On February 3, in a major development in the North of Ireland, Sinn Féin leader Michelle O’Neill was named as the First Minister as part of a power-sharing agreement that ended a two-year-long political impasse.
The political legislature, the Stormont, was in limbo for over two years due to a Democratic Unionist Party (DUP) boycott over a disagreement with the UK government’s post-Brexit trade agreement, the Northern Ireland Protocol (NIP). Paul Givan, the then-first minister from the DUP, resigned on February 3, 2022, in protest against the NIP.
Sinn Féin’s Michelle O’Neill speaks at a party conference on Irish unity in Dublin. Photograph: Clodagh Kilcoyne/Reuters |
In the elections for the Stormont held shortly after, on May 5, 2022, Sinn Féin emerged as the largest party with 27 seats, ahead of the DUP, which slid to second place with 25 seats.
Since then, the DUP, in a bid to save face, has decided not to participate in talks on government formation until the Tory government passed the Northern Ireland Protocol Bill in the UK Parliament. The pro-UK, loyalist DUP desperately pressed the Conservative national government to make legal interventions to bypass parts of the NIP, which came into effect as part of Brexit.

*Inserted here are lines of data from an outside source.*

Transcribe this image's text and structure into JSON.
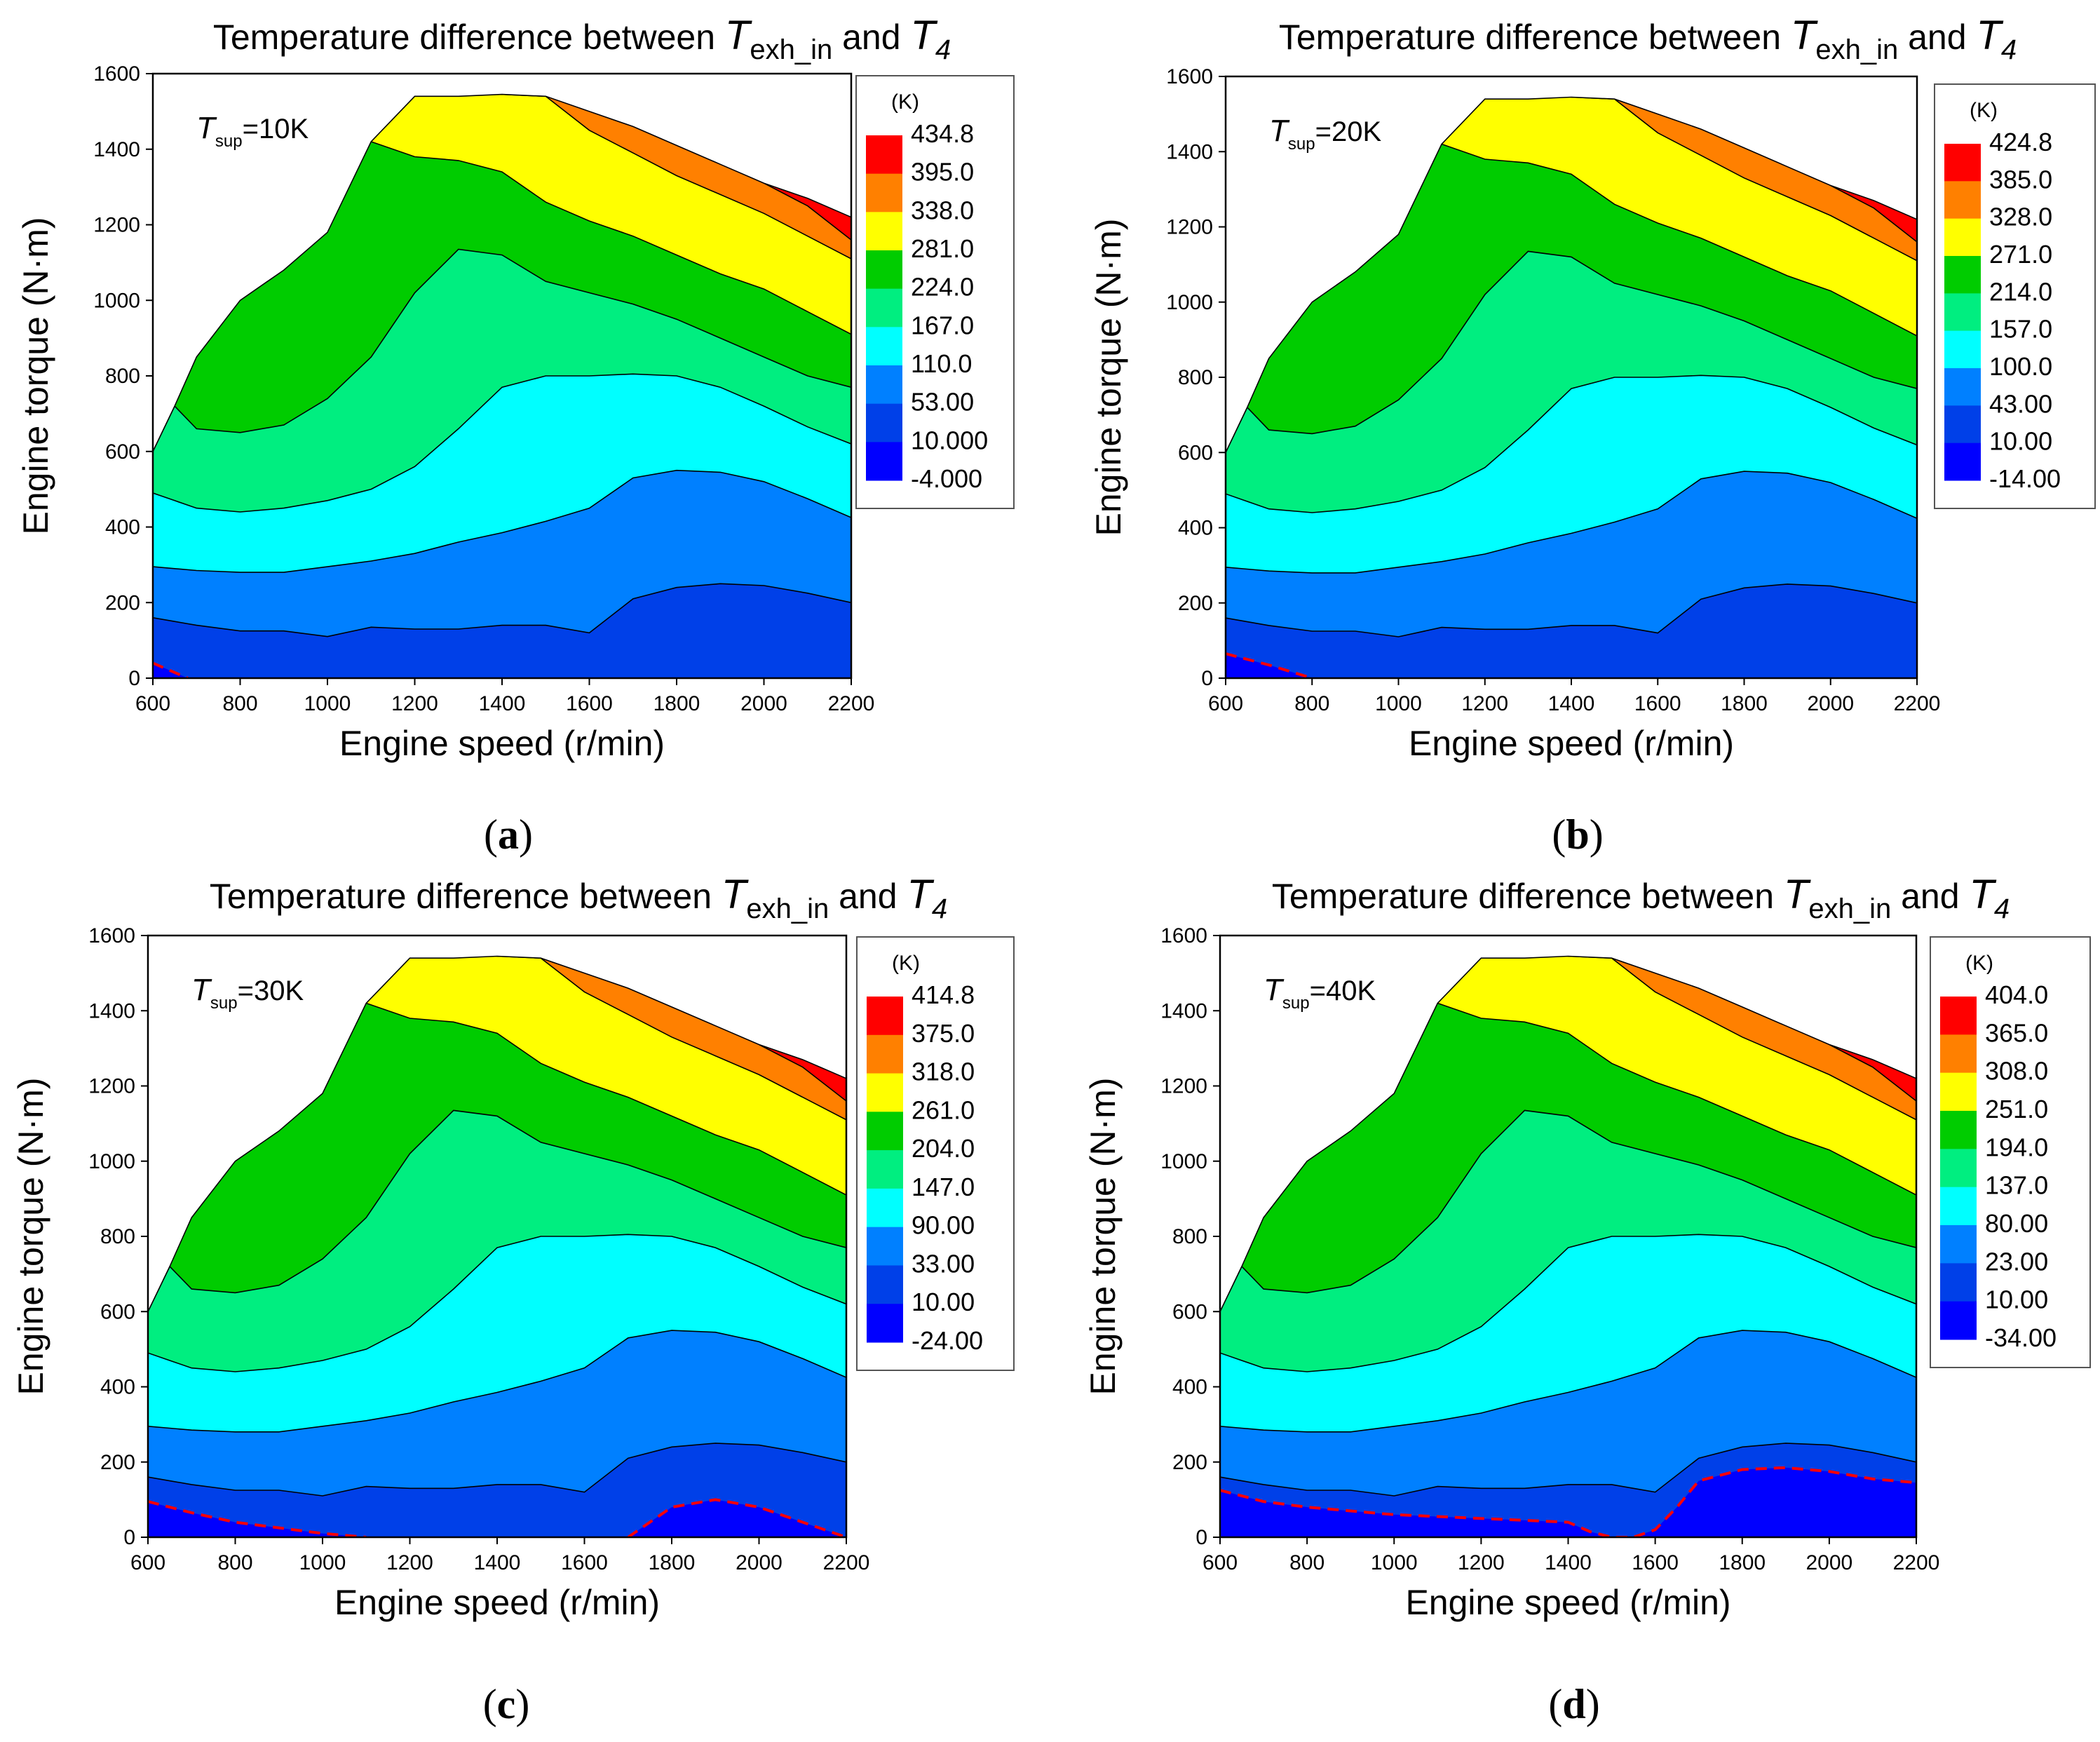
{
  "figure": {
    "title_lead": "Temperature difference between ",
    "title_var_a": "T",
    "title_var_a_sub": "exh_in",
    "title_mid": " and ",
    "title_var_b": "T",
    "title_var_b_sub": "4"
  },
  "colors": {
    "levels": [
      "#0000ff",
      "#0040e8",
      "#0080ff",
      "#00ffff",
      "#00ee80",
      "#00cc00",
      "#ffff00",
      "#ff8000",
      "#ff0000"
    ],
    "boundary_dash": "#ff0000",
    "contour_line": "#000000"
  },
  "chart_data": [
    {
      "type": "contour",
      "panel_label": "a",
      "title": "Temperature difference between Texh_in and T4",
      "annotation": {
        "var": "T",
        "sub": "sup",
        "value": "=10K"
      },
      "xlabel": "Engine speed (r/min)",
      "ylabel": "Engine torque (N·m)",
      "xlim": [
        600,
        2200
      ],
      "ylim": [
        0,
        1600
      ],
      "x_ticks": [
        "600",
        "800",
        "1000",
        "1200",
        "1400",
        "1600",
        "1800",
        "2000",
        "2200"
      ],
      "y_ticks": [
        "0",
        "200",
        "400",
        "600",
        "800",
        "1000",
        "1200",
        "1400",
        "1600"
      ],
      "legend_title": "(K)",
      "legend_labels": [
        "434.8",
        "395.0",
        "338.0",
        "281.0",
        "224.0",
        "167.0",
        "110.0",
        "53.00",
        "10.000",
        "-4.000"
      ],
      "zero_line": [
        [
          600,
          40
        ],
        [
          680,
          0
        ]
      ]
    },
    {
      "type": "contour",
      "panel_label": "b",
      "title": "Temperature difference between Texh_in and T4",
      "annotation": {
        "var": "T",
        "sub": "sup",
        "value": "=20K"
      },
      "xlabel": "Engine speed (r/min)",
      "ylabel": "Engine torque (N·m)",
      "xlim": [
        600,
        2200
      ],
      "ylim": [
        0,
        1600
      ],
      "x_ticks": [
        "600",
        "800",
        "1000",
        "1200",
        "1400",
        "1600",
        "1800",
        "2000",
        "2200"
      ],
      "y_ticks": [
        "0",
        "200",
        "400",
        "600",
        "800",
        "1000",
        "1200",
        "1400",
        "1600"
      ],
      "legend_title": "(K)",
      "legend_labels": [
        "424.8",
        "385.0",
        "328.0",
        "271.0",
        "214.0",
        "157.0",
        "100.0",
        "43.00",
        "10.00",
        "-14.00"
      ],
      "zero_line": [
        [
          600,
          65
        ],
        [
          700,
          35
        ],
        [
          800,
          0
        ]
      ]
    },
    {
      "type": "contour",
      "panel_label": "c",
      "title": "Temperature difference between Texh_in and T4",
      "annotation": {
        "var": "T",
        "sub": "sup",
        "value": "=30K"
      },
      "xlabel": "Engine speed (r/min)",
      "ylabel": "Engine torque (N·m)",
      "xlim": [
        600,
        2200
      ],
      "ylim": [
        0,
        1600
      ],
      "x_ticks": [
        "600",
        "800",
        "1000",
        "1200",
        "1400",
        "1600",
        "1800",
        "2000",
        "2200"
      ],
      "y_ticks": [
        "0",
        "200",
        "400",
        "600",
        "800",
        "1000",
        "1200",
        "1400",
        "1600"
      ],
      "legend_title": "(K)",
      "legend_labels": [
        "414.8",
        "375.0",
        "318.0",
        "261.0",
        "204.0",
        "147.0",
        "90.00",
        "33.00",
        "10.00",
        "-24.00"
      ],
      "zero_line": [
        [
          600,
          95
        ],
        [
          700,
          65
        ],
        [
          800,
          40
        ],
        [
          900,
          25
        ],
        [
          1000,
          10
        ],
        [
          1100,
          0
        ]
      ],
      "zero_line_2": [
        [
          1700,
          0
        ],
        [
          1800,
          80
        ],
        [
          1900,
          100
        ],
        [
          2000,
          80
        ],
        [
          2100,
          40
        ],
        [
          2200,
          0
        ]
      ]
    },
    {
      "type": "contour",
      "panel_label": "d",
      "title": "Temperature difference between Texh_in and T4",
      "annotation": {
        "var": "T",
        "sub": "sup",
        "value": "=40K"
      },
      "xlabel": "Engine speed (r/min)",
      "ylabel": "Engine torque (N·m)",
      "xlim": [
        600,
        2200
      ],
      "ylim": [
        0,
        1600
      ],
      "x_ticks": [
        "600",
        "800",
        "1000",
        "1200",
        "1400",
        "1600",
        "1800",
        "2000",
        "2200"
      ],
      "y_ticks": [
        "0",
        "200",
        "400",
        "600",
        "800",
        "1000",
        "1200",
        "1400",
        "1600"
      ],
      "legend_title": "(K)",
      "legend_labels": [
        "404.0",
        "365.0",
        "308.0",
        "251.0",
        "194.0",
        "137.0",
        "80.00",
        "23.00",
        "10.00",
        "-34.00"
      ],
      "zero_line": [
        [
          600,
          125
        ],
        [
          700,
          95
        ],
        [
          800,
          80
        ],
        [
          900,
          70
        ],
        [
          1000,
          60
        ],
        [
          1100,
          55
        ],
        [
          1200,
          50
        ],
        [
          1300,
          45
        ],
        [
          1400,
          40
        ],
        [
          1450,
          15
        ],
        [
          1500,
          0
        ],
        [
          1550,
          0
        ],
        [
          1600,
          20
        ],
        [
          1650,
          80
        ],
        [
          1700,
          150
        ],
        [
          1800,
          180
        ],
        [
          1900,
          185
        ],
        [
          2000,
          175
        ],
        [
          2100,
          155
        ],
        [
          2200,
          145
        ]
      ]
    }
  ]
}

Emma Little-Pengelly of the DUP was nominated as deputy first minister, and former DUP leader Edwin Poots was elected as Speaker of the Northern Ireland Assembly. Matthew O’Toole from the Social Democratic and Labor Party was confirmed as leader of the official opposition.
O’Neill is the first Irish nationalist to lead the United Kingdom-controlled territory since it was partitioned from Ireland in 1921.